Doch dann kamen die ganz erfolgreichen Jahre, die es den beiden am Ende in den 1960er Jahren sogar ermöglichte, Profis zu werden und das Hobby zum Beruf zu machen. Als er dann 1970 von Karl Ziegler, der auf die Position des Bundestrainers wechselte, das Radgeschäft übernahm, war bei den Allermeisten das Zweirad aus dem Blick geraten, das Auto dominierte die Straßen und die Freizeit.  Erst mit der Gesundheitswelle ändert sich das Image wieder.
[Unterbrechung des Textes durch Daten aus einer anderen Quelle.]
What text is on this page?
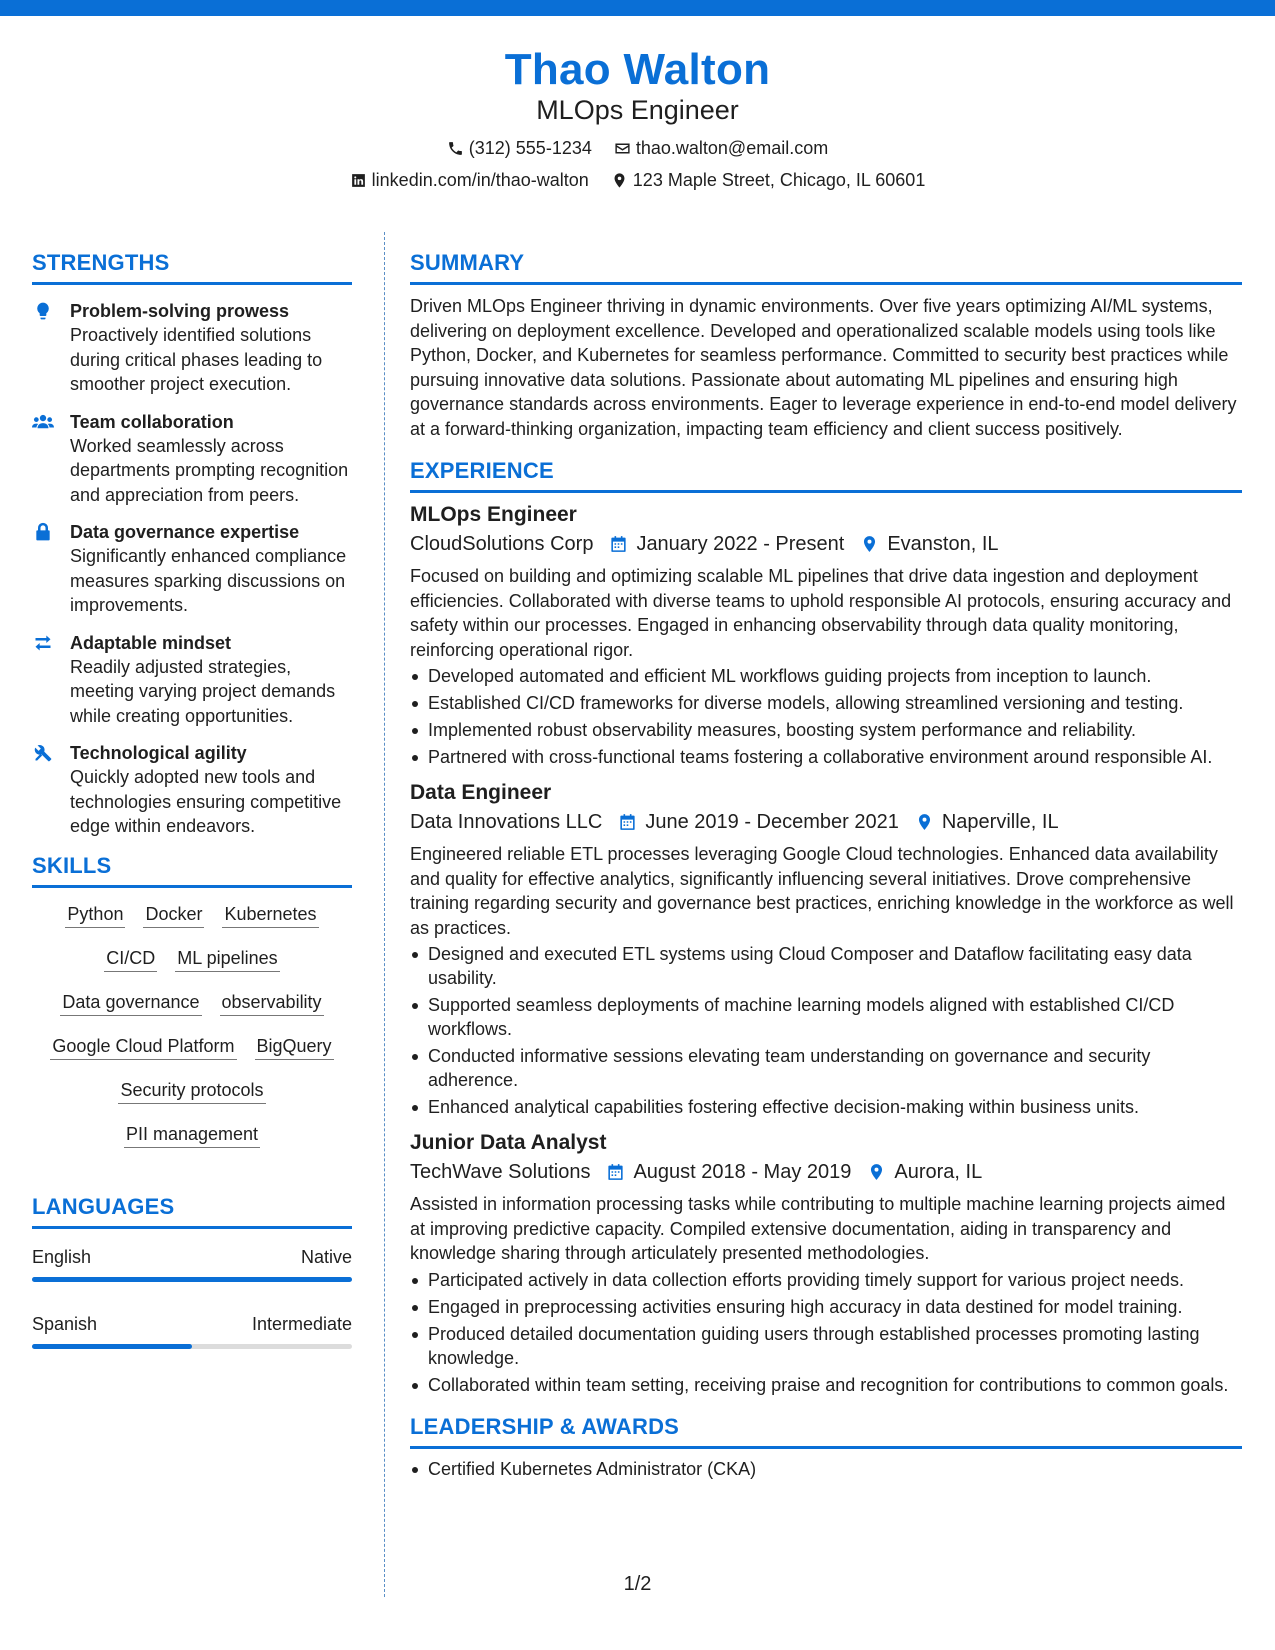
Thao Walton
MLOps Engineer
(312) 555-1234 thao.walton@email.com
linkedin.com/in/thao-walton 123 Maple Street, Chicago, IL 60601
STRENGTHS
Problem-solving prowess
Proactively identified solutions during critical phases leading to smoother project execution.
Team collaboration
Worked seamlessly across departments prompting recognition and appreciation from peers.
Data governance expertise
Significantly enhanced compliance measures sparking discussions on improvements.
Adaptable mindset
Readily adjusted strategies, meeting varying project demands while creating opportunities.
Technological agility
Quickly adopted new tools and technologies ensuring competitive edge within endeavors.
SKILLS
Python Docker Kubernetes
CI/CD ML pipelines
Data governance observability
Google Cloud Platform BigQuery
Security protocols
PII management
LANGUAGES
English	Native
Spanish	Intermediate
SUMMARY
Driven MLOps Engineer thriving in dynamic environments. Over five years optimizing AI/ML systems, delivering on deployment excellence. Developed and operationalized scalable models using tools like Python, Docker, and Kubernetes for seamless performance. Committed to security best practices while pursuing innovative data solutions. Passionate about automating ML pipelines and ensuring high governance standards across environments. Eager to leverage experience in end-to-end model delivery at a forward-thinking organization, impacting team efficiency and client success positively.
EXPERIENCE
MLOps Engineer
CloudSolutions Corp January 2022 - Present Evanston, IL
Focused on building and optimizing scalable ML pipelines that drive data ingestion and deployment efficiencies. Collaborated with diverse teams to uphold responsible AI protocols, ensuring accuracy and safety within our processes. Engaged in enhancing observability through data quality monitoring, reinforcing operational rigor.
Developed automated and efficient ML workflows guiding projects from inception to launch.
Established CI/CD frameworks for diverse models, allowing streamlined versioning and testing.
Implemented robust observability measures, boosting system performance and reliability.
Partnered with cross-functional teams fostering a collaborative environment around responsible AI.
Data Engineer
Data Innovations LLC June 2019 - December 2021 Naperville, IL
Engineered reliable ETL processes leveraging Google Cloud technologies. Enhanced data availability and quality for effective analytics, significantly influencing several initiatives. Drove comprehensive training regarding security and governance best practices, enriching knowledge in the workforce as well as practices.
Designed and executed ETL systems using Cloud Composer and Dataflow facilitating easy data usability.
Supported seamless deployments of machine learning models aligned with established CI/CD workflows.
Conducted informative sessions elevating team understanding on governance and security adherence.
Enhanced analytical capabilities fostering effective decision-making within business units.
Junior Data Analyst
TechWave Solutions August 2018 - May 2019 Aurora, IL
Assisted in information processing tasks while contributing to multiple machine learning projects aimed at improving predictive capacity. Compiled extensive documentation, aiding in transparency and knowledge sharing through articulately presented methodologies.
Participated actively in data collection efforts providing timely support for various project needs.
Engaged in preprocessing activities ensuring high accuracy in data destined for model training.
Produced detailed documentation guiding users through established processes promoting lasting knowledge.
Collaborated within team setting, receiving praise and recognition for contributions to common goals.
LEADERSHIP & AWARDS
Certified Kubernetes Administrator (CKA)
1/2
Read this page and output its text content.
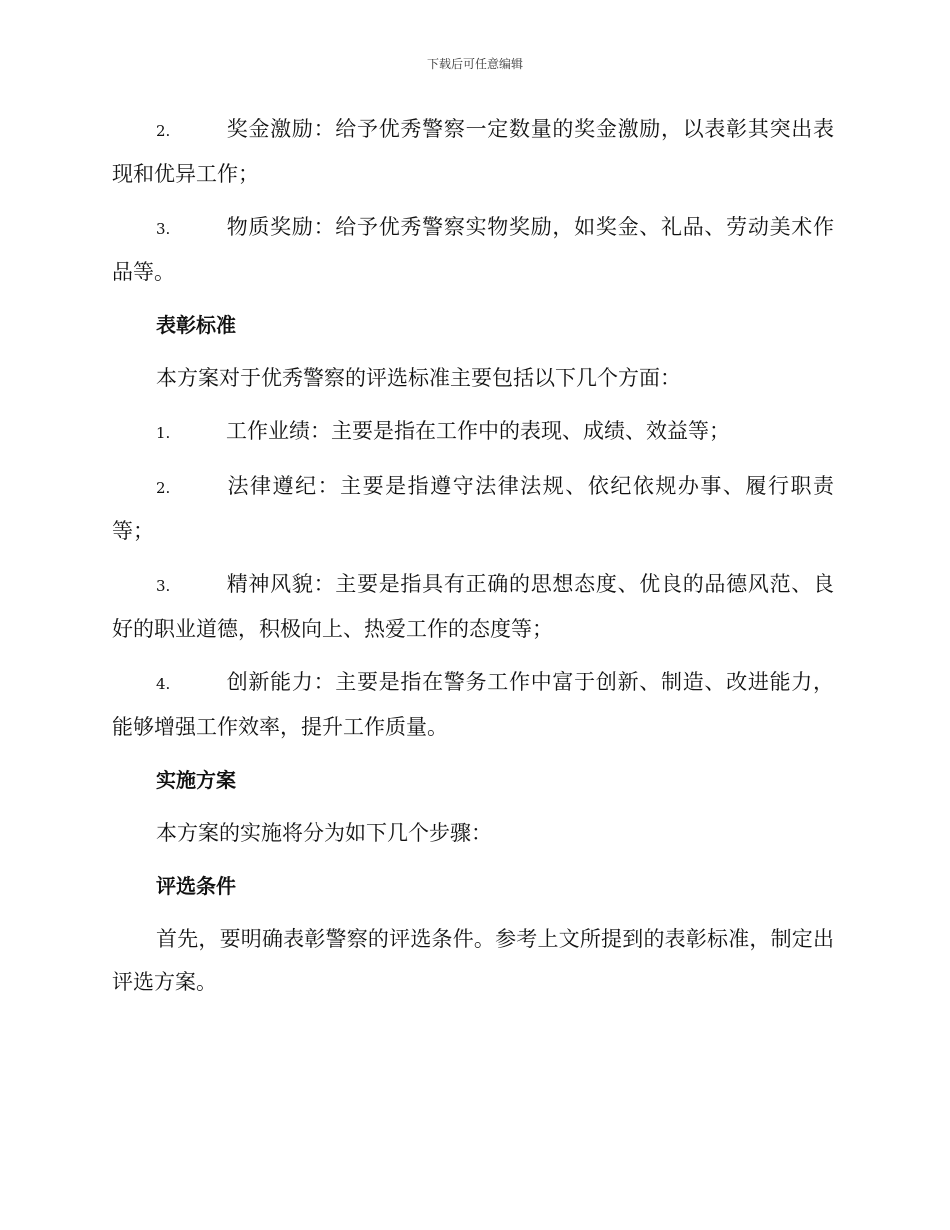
下载后可任意编辑

2.	奖金激励：给予优秀警察一定数量的奖金激励，以表彰其突出表现和优异工作；

3.	物质奖励：给予优秀警察实物奖励，如奖金、礼品、劳动美术作品等。

表彰标准

本方案对于优秀警察的评选标准主要包括以下几个方面：

1.	工作业绩：主要是指在工作中的表现、成绩、效益等；

2.	法律遵纪：主要是指遵守法律法规、依纪依规办事、履行职责等；

3.	精神风貌：主要是指具有正确的思想态度、优良的品德风范、良好的职业道德，积极向上、热爱工作的态度等；

4.	创新能力：主要是指在警务工作中富于创新、制造、改进能力，能够增强工作效率，提升工作质量。

实施方案

本方案的实施将分为如下几个步骤：

评选条件

首先，要明确表彰警察的评选条件。参考上文所提到的表彰标准，制定出评选方案。
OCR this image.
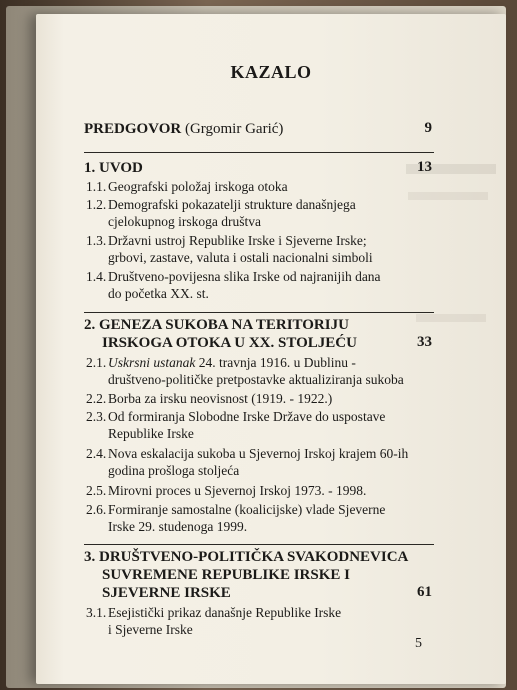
KAZALO
PREDGOVOR (Grgomir Garić)	9
1. UVOD	13
1.1. Geografski položaj irskoga otoka
1.2. Demografski pokazatelji strukture današnjega
cjelokupnog irskoga društva
1.3. Državni ustroj Republike Irske i Sjeverne Irske;
grbovi, zastave, valuta i ostali nacionalni simboli
1.4. Društveno-povijesna slika Irske od najranijih dana
do početka XX. st.
2. GENEZA SUKOBA NA TERITORIJU
IRSKOGA OTOKA U XX. STOLJEĆU	33
2.1. Uskrsni ustanak 24. travnja 1916. u Dublinu -
društveno-političke pretpostavke aktualiziranja sukoba
2.2. Borba za irsku neovisnost (1919. - 1922.)
2.3. Od formiranja Slobodne Irske Države do uspostave
Republike Irske
2.4. Nova eskalacija sukoba u Sjevernoj Irskoj krajem 60-ih
godina prošloga stoljeća
2.5. Mirovni proces u Sjevernoj Irskoj 1973. - 1998.
2.6. Formiranje samostalne (koalicijske) vlade Sjeverne
Irske 29. studenoga 1999.
3. DRUŠTVENO-POLITIČKA SVAKODNEVICA
SUVREMENE REPUBLIKE IRSKE I
SJEVERNE IRSKE	61
3.1. Esejistički prikaz današnje Republike Irske
i Sjeverne Irske
5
Er selbst ist Anlaufpunkt für Fahrradfans geblieben, versorgt heute die Elite des Radrennsports genauso wie diejenigen, denen es einfach Spaß macht, auf zwei Rädern unterwegs zu sein. „Das Fahrrad zog sich wie ein roter Faden durch mein Leben“, erzählt er stolz. Dass sein RRC Endspurt mit einem Draisinenrennen am 11. Juni rund um den Wasserturm mit von der Partie ist, freut ihn natürlich besonders. Ein Traum wird allerdings für ihn wohl unerfüllt bleiben: Die Tour de France anlässlich 200 Jahren Erfindung des Fahrrads in Monnem.